The most convincing version of the origins of the Iran-Syria alliance also has an Iraqi Shi’ite aspect. It goes back to the 1970s, before the Islamic Republic of Iran came into existence, when Musa Sadr, a dynamic emissary to the downtrodden Shi’ites of southern Lebanon and a scion of the renowned Sadr family of Shi’ite Iraq, conferred "Muslim" status on President Hafez Assad of Syria. Assad, an Alawite, had drafted a constitution for Syria that determined that the president of the country be a Muslim. Representatives of Syria’s Sunni majority saw an opening to dethrone Assad by arguing that the Alawites, who split from Shi’ite Islam a thousand years ago, were not Muslims. Sadr, backed by the Shi’ite hierarchy then centered in Najaf and Karbala (where Ayatollah Khomeini lived in exile), solved Assad’s problem by declaring the Alawites Muslims, and in so doing laid the groundwork for an alliance.
During the mid to late 1970s, Shi’ite southern Lebanon and Syria provided refuge to several prominent leaders of Khomeini’s revolutionary "international" underground, like Sadeq Gotbzadeh and Abol Hassan Bani-Sadr. Once Khomeini took power in Iran in 1979, and particularly after the Iran-Iraq War began in 1980, the alliance became more formal and military in nature and was directed against Saddam’s Iraq and toward support for Hizballah in Lebanon.
Today the two allies are far from equal, with Syria undoubtedly the weaker and less stable partner. Iran seeks to develop nuclear weaponry, while Bashar Assad’s regime is, under duress, pulling out of Lebanon and declaring its intention to "democratize". Though the two partners feel threatened by the US presence in Iraq, they are working there at cross-purposes: Iran’s strategy is to allow the US to develop a Shi’ite-dominated regime, while Syria provides support to the Sunni remnants of Saddam’s Baath regime.
On the other hand, both countries (along with Turkey) share a fear of the spillover effect of possible Kurdish independence in northern Iraq, and both undoubtedly wish to ensure a dominant role for Hizballah in Lebanon and a minimization of American influence there. Some Middle East actors, like Jordan’s King Abdullah, project the specter of a Shi’ite "crescent" embodying Iran, Iraq, Syria and Hizballah in Lebanon, that threatens the entire Sunni Middle East.
Israel, which for understandable reasons considers itself a target of the Iran-Syria alliance, has two strategic concerns in this regard. One is Iran’s nuclear program. An attempt by the Bush administration to eliminate it by force could activate the alliance: Iran, with Syrian connivance, could seek to retaliate against Israel by means of a Hizballah attack, firing thousands of rockets supplied by Iran into northern Israel. Meanwhile Israel is exploring ways to enhance its strategic deterrent vis-a-vis Iran by moving closer to NATO and obtaining US security guarantees.

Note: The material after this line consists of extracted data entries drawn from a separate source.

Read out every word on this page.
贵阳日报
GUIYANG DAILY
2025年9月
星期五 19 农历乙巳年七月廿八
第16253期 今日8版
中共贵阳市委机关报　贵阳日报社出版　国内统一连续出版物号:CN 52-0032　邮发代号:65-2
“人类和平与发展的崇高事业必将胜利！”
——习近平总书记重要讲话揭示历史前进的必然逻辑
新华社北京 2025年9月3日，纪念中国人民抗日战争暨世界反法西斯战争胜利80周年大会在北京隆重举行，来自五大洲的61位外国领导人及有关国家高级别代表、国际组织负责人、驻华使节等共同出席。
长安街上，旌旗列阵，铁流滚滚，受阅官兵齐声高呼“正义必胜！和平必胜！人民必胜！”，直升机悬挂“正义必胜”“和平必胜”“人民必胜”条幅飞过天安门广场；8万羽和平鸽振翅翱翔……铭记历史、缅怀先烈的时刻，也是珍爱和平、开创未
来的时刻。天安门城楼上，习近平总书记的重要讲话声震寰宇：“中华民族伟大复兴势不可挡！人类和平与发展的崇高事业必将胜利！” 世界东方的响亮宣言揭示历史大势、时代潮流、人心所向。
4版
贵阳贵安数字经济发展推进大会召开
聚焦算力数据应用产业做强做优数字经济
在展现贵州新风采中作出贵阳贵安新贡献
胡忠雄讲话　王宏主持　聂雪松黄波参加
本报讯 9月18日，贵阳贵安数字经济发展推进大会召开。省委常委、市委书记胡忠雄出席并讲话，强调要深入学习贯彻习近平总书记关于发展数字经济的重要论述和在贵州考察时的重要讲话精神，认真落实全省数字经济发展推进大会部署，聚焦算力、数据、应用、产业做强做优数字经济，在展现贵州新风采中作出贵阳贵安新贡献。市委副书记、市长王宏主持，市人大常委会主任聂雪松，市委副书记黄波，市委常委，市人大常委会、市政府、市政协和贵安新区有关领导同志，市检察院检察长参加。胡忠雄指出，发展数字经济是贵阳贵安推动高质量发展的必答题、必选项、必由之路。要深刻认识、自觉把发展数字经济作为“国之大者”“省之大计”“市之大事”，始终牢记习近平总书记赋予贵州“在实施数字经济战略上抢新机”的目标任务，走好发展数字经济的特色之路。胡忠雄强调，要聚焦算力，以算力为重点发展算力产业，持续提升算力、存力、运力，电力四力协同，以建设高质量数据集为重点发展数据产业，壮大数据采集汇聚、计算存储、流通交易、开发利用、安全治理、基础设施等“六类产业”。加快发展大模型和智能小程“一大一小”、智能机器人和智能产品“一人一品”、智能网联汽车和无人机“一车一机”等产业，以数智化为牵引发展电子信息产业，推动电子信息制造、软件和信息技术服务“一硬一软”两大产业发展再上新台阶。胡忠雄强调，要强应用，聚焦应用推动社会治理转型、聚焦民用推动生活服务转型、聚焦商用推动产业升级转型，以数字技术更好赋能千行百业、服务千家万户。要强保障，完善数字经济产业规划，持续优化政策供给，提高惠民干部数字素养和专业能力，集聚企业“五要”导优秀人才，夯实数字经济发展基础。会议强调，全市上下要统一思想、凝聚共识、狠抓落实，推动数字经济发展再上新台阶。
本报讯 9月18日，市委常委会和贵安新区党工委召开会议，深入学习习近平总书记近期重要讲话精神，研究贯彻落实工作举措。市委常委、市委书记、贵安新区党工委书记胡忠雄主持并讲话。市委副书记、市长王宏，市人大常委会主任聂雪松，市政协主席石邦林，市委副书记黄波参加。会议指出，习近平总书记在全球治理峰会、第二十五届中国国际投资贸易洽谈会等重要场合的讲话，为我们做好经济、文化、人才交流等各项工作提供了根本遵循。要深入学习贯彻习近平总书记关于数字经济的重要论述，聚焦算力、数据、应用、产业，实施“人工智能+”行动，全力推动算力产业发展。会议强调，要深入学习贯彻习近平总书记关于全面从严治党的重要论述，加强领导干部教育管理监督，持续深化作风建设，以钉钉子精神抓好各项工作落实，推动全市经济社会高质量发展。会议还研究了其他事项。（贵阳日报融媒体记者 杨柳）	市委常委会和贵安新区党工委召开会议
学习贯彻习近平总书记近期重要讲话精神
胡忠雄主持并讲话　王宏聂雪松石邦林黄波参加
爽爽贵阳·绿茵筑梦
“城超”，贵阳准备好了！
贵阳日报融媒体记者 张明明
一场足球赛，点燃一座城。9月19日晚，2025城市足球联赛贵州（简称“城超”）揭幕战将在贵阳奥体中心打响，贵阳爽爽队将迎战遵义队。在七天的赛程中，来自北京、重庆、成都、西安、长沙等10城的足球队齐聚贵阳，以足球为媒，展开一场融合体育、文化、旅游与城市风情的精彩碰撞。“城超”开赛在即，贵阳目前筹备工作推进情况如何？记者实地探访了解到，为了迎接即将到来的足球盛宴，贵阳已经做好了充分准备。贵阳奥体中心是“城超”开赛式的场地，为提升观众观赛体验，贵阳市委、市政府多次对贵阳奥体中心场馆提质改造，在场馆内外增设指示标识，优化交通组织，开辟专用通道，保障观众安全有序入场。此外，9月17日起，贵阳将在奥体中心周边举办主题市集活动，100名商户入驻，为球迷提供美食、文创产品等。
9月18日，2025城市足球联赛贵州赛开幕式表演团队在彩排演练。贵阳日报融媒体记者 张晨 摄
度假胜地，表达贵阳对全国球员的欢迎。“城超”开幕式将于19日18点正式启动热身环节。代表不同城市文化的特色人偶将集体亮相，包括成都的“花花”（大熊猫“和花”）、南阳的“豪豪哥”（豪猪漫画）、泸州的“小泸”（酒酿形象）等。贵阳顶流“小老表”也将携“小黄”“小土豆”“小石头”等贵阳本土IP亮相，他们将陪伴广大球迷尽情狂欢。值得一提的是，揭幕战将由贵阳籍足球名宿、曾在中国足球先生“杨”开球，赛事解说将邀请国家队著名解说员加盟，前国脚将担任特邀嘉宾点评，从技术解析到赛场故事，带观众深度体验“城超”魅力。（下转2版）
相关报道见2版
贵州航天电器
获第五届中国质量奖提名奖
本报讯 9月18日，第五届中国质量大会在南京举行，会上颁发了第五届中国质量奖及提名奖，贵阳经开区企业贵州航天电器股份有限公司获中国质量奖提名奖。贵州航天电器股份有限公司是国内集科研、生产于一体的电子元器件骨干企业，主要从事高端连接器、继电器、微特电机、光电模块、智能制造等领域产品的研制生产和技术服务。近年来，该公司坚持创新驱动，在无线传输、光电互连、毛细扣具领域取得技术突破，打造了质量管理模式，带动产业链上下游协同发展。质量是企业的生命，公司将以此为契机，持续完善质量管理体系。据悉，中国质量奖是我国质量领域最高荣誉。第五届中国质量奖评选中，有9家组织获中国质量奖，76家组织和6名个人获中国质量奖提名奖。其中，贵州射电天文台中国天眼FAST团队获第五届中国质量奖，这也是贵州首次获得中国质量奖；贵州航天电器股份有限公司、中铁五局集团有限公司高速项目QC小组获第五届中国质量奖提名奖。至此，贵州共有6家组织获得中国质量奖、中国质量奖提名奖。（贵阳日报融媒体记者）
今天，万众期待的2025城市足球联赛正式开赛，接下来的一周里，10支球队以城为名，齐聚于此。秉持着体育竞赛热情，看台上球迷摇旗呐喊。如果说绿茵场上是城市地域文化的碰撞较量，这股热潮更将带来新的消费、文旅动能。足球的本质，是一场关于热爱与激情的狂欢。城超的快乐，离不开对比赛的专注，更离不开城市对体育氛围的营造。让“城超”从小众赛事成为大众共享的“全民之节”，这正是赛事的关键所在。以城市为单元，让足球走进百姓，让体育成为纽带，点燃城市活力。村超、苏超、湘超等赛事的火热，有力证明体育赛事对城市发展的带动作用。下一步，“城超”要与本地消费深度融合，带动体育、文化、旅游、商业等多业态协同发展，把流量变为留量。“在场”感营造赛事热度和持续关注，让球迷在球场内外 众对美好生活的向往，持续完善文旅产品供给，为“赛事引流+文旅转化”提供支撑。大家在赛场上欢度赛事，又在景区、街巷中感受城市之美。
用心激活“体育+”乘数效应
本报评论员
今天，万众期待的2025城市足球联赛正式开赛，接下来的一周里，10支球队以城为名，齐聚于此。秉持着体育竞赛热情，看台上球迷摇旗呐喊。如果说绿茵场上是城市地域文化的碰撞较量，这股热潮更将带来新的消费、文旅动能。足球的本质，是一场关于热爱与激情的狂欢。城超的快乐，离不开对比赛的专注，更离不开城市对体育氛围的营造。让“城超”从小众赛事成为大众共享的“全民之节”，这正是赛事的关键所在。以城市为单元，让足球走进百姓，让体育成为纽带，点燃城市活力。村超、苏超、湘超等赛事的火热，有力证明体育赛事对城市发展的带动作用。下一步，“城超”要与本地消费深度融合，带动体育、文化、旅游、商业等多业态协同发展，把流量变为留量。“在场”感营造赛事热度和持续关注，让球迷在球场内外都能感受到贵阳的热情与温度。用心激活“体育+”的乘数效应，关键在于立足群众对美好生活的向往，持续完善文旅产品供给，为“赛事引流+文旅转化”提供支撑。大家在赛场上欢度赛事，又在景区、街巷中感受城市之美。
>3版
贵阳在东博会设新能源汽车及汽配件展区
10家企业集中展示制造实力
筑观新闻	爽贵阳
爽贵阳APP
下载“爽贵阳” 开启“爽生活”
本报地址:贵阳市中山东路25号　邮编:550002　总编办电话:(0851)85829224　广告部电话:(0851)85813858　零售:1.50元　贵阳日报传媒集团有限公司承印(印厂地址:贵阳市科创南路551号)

Israel’s second concern is Palestinian Islamist terrorism, fostered and supported by Hizballah with Iran’s active backing and Syria’s acquiescence. The current de facto ceasefire renders this last threat dormant, though it is not clear for how long.
The obvious way to neutralize the Iran-Syria alliance is to target the weaker link: Syria. The US is doing precisely this, by organizing international pressure on Syria to leave Lebanon. If Syria can also be persuaded to cease supporting the insurgents in Iraq and Bashar Assad indeed cleans up his regime–some Arab commentators are suggesting he could or should "pull a Qadhafi"–then Israel could enter into renewed peace talks with Syria, with one objective being to isolate Hizballah and break the alliance. This would have the effect of isolating Iran, whose nuclear program would then remain the only serious strategic threat from within to the Middle East.